Gas lenses come in several sizes for air- and water-cooled torches. The type of gas lens you choose depends first and foremost on the type of front-end parts (10N or 13N) your torch requires. You also must assess the amperage requirements and tungsten size for the material being welded, along with the joint configuration and amount of joint access. For example, low-amperage applications on nonreactive materials require a different type of gas lens than high-amperage applications on specialty or reactive materials.
Gas lenses for 10N series front-end parts (common styles include 17, 18, and 26 series torches) are available in large, extra-large, and stubby types. Gas lenses for 13N front-end parts (common styles include 9 and 20 series torches) are available in standard, extra-large, and stubby types.
A standard gas lens for a torch with 13N front-end parts is sufficient for basic, low-amperage GTAW applications; a large gas lens is suitable for a torch with 10N front-end parts. Extra-large gas lenses for both 13N and 10N front-end parts can provide improved gas coverage on specialty metals and materials that tend to react to atmospheric contaminants. These larger gas lenses also can improve gas coverage on complex and hard-to-reach joints by allowing greater tungsten stick-out for more visibility of the weld puddle and better joint access.
Stubby gas lenses for both 13N and 10N series have the same physical orifice, screen size, and diameter as the extra-large lenses, but are noticeably shorter. The smaller torch profile and length can increase operator comfort by reducing the overall weight of the torch and typically allow better access to confined joints.
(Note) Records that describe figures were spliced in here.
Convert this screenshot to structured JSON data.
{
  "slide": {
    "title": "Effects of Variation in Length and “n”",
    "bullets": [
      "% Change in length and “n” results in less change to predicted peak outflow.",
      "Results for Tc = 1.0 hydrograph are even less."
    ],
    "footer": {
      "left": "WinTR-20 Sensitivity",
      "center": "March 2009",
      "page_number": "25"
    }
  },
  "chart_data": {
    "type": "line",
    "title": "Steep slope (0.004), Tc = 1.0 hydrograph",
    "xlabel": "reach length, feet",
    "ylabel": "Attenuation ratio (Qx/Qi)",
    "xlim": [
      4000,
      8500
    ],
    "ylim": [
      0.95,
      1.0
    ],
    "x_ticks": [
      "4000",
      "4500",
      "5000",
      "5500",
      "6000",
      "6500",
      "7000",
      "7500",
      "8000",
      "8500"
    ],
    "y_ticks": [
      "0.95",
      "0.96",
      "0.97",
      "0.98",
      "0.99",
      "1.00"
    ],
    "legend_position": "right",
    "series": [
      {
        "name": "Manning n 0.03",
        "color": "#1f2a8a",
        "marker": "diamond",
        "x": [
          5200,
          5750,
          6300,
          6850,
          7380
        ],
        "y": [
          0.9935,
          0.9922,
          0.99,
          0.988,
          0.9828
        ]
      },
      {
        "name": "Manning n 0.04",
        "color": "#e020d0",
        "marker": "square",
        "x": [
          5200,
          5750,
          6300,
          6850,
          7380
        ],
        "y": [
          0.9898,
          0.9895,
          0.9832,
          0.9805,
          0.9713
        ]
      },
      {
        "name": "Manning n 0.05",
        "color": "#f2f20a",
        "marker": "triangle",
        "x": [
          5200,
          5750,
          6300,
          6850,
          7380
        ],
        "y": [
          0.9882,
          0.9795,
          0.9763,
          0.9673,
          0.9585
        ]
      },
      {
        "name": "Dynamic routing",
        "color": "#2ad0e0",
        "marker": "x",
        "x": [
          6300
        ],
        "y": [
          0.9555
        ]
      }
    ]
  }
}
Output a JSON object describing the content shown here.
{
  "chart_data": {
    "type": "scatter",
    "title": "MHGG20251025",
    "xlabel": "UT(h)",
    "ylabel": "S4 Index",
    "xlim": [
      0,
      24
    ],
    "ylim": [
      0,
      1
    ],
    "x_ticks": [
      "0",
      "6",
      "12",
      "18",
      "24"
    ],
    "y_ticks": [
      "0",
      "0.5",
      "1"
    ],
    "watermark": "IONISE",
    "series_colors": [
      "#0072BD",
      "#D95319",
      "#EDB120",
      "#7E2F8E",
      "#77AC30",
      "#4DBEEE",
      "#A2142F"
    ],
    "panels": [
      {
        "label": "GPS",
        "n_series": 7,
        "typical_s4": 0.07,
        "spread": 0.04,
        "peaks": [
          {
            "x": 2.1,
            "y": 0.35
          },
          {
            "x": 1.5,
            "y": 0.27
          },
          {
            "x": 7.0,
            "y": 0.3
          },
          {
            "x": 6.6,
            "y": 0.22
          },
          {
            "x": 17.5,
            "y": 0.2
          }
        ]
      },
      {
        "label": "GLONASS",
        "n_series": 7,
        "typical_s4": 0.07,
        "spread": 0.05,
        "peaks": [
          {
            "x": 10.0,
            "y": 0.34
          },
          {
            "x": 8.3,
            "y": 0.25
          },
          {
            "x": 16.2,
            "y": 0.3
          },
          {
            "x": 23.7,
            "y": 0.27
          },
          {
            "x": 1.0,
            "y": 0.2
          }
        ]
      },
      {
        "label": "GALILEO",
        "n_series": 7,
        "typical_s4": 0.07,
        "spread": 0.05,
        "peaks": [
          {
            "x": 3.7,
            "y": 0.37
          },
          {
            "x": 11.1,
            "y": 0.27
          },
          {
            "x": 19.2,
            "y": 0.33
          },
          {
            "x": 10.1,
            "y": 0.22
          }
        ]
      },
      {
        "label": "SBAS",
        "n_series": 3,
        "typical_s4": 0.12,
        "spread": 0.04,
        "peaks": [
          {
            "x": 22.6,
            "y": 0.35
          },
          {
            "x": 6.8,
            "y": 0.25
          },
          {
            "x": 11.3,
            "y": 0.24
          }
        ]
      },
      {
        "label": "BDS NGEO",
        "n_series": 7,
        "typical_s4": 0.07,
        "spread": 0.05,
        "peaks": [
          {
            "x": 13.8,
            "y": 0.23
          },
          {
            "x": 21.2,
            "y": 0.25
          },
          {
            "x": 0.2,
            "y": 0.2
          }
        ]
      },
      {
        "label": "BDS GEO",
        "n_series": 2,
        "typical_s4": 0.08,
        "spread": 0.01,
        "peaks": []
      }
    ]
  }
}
You also can gain better torch balance and control if you combine a stubby gas lens with a short back cap.2
When assembling the front end of a GTAW torch with a gas lens instead of a collet body, the only two differences in installation are the replacement of the existing nozzle (also referred to as a cup) with a larger nozzle3and the addition of a transition insulator. The transition insulator seals the area where the nozzle screws into the gas lens and is an important element in welding success. Without an added insulator to accommodate the larger gas lens and nozzle, air can enter into the shielding gas stream and cause porosity or other weld discontinuities.
While there's no specific length of time a gas lens will last, as with any consumable, watch for signs of wear. Gas lenses can become contaminated with filler metal from spatter or weld popping, which can lead to screen degradation, along with shielding gas flow blockages that ultimately affect weld quality.
On aluminum, for instance, you may see a negative change in cleaning action on both sides of the weld bead if your gas lens has become clogged or worn. Or, weld pool characteristics may change on ferrous metals—the weld puddle may become erratic, for instance. Visually inspecting the gas lens for spatter or wear is the best defense against encountering these problems.
Adding a gas lens isn't the answer for every GTAW application, especially because it costs more than a standard collet body, but it can offer distinct benefits. When you encounter applications that require extra gas coverage or better accessibility to complicated joints, consult a welding distributor or torch parts manufacturer to determine if adding a gas lens is appropriate.